Thank you in advance.

回答1:

resttemplate by spring , provided to convert your java object to desired output(html string, xml, json etc) during the service call over the network, and inturn the received response from the service will be unmarshalled back to java object or desired datatype.

<property name="messageConverters">
    <util:list>
        <bean id="jsonMessageConverter" class="org.springframework.http.converter.json.MappingJackson2HttpMessageConverter"/>
        <bean id="formMessageConverter" class="org.springframework.http.converter.FormHttpMessageConverter"/>
        <bean id="messageConverter"
                    class="org.springframework.http.converter.StringHttpMessageConverter" />

    </util:list>

  //marhsaller and unmarshaller

    <bean class="org.springframework.http.converter.xml.MarshallingHttpMessageConverter">
    <property name="marshaller" ref="jaxbMarshaller"></property>
    <property name="unmarshaller" ref="jaxbMarshaller"></property>
    <property name="supportedMediaTypes">
    <list>
       <value>application/xml</value>
       <value>text/xml</value>
       <value>json</value>
     </list>
</property>

through above configuration resttemplate will use those appropriate converters to handle different datatypes, as i said it may be html, json or application xml

all we are doing is, with out writing java code , we are configuring the resttemplate and will be in spring context , this configuration applies where ever your resttemplate been used.

i have example here

let us say we invoke a service to check an user is valid user or not

class User{
   string userId;

   string password;

}

and service response with some code as 1 is valid and 0 as invalid

class ValidUser{
   int validCode;
}

first you need to marshall into any of the acceptable datatype , let us have application/xml

all i am doing here is through config file

to above configuration i am adding jaxb marshaller and unmarshaller (see above config)

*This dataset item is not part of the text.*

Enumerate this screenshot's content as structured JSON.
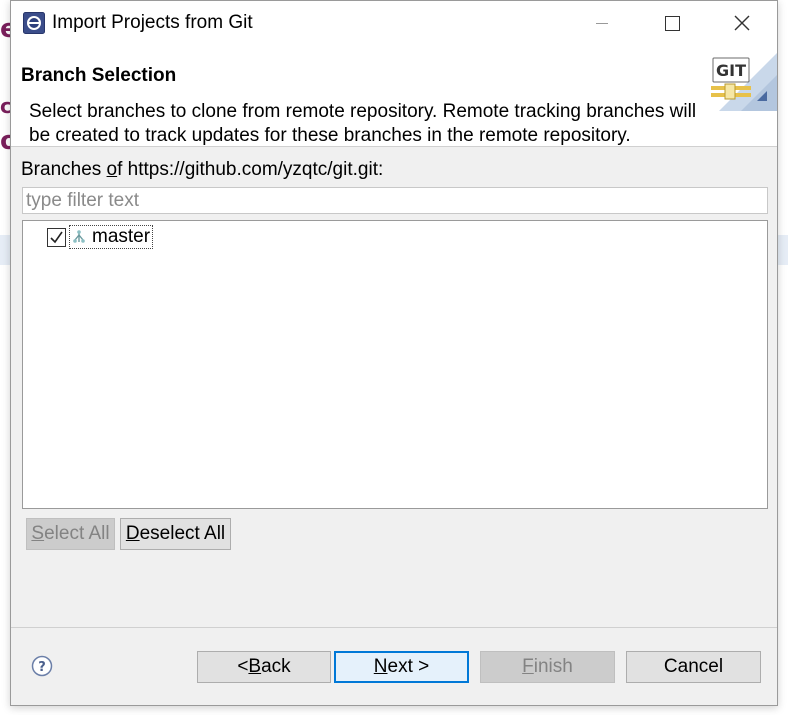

i have configured both marshaller and unmarshaller, and i am telling the acceptable datatypes which both should use while marshalling and unmarshalling

and finally, the below configuration tells the java objects which are acceptable during marshalling (request.User will be converted to xml) and unmarshalling (xml to convert back to response.validUser)

<bean id="jaxbMarshaller" class="org.springframework.oxm.jaxb.Jaxb2Marshaller">
    <property name="classesToBeBound">
        <list>
            <value>com.request.user</value>
            <value>com.response.validUser</value>

        </list>
    </property>

</bean>

on here comes the java code

here you directly pass your java object , and your resttemplate will marshall it without any hassle !!!

        User user = new User();
        user.setName('test');
        user.setPassword('password');
        // setting media type as xml, and telling convert my user java obj to xml
        HttpHeaders headers = new HttpHeaders();
        headers.setContentType(MediaType.APPLICATION_XML);
        HttpEntity<User> entity = new   HttpEntity<User>   (user , headers);

        ResponseEntity<validUser> responseEntity = rest.exchange(URL, HttpMethod.POST, entity, validUser.class);
    // let us assume that service response for valid user <validCode>1<validCode>
    //then validuserreponse obj will have code as 1, let us say valid user.
    ValidUser validUserResponse = responseEntity.getBody();

like wise you can also handle plain html text

headers.setContentType(MediaType.TEXT_HTML);

    HttpEntity<String> entity = new HttpEntity<String>(htmlString, headers);
    ResponseEntity<String> htmlStringresponse = rest.postForEntity(URL, entity, String.class);

if you see, the above java code, dont have any message converter code, marshaller and unmarshaller logic, all done in one liner with use of spring configuration.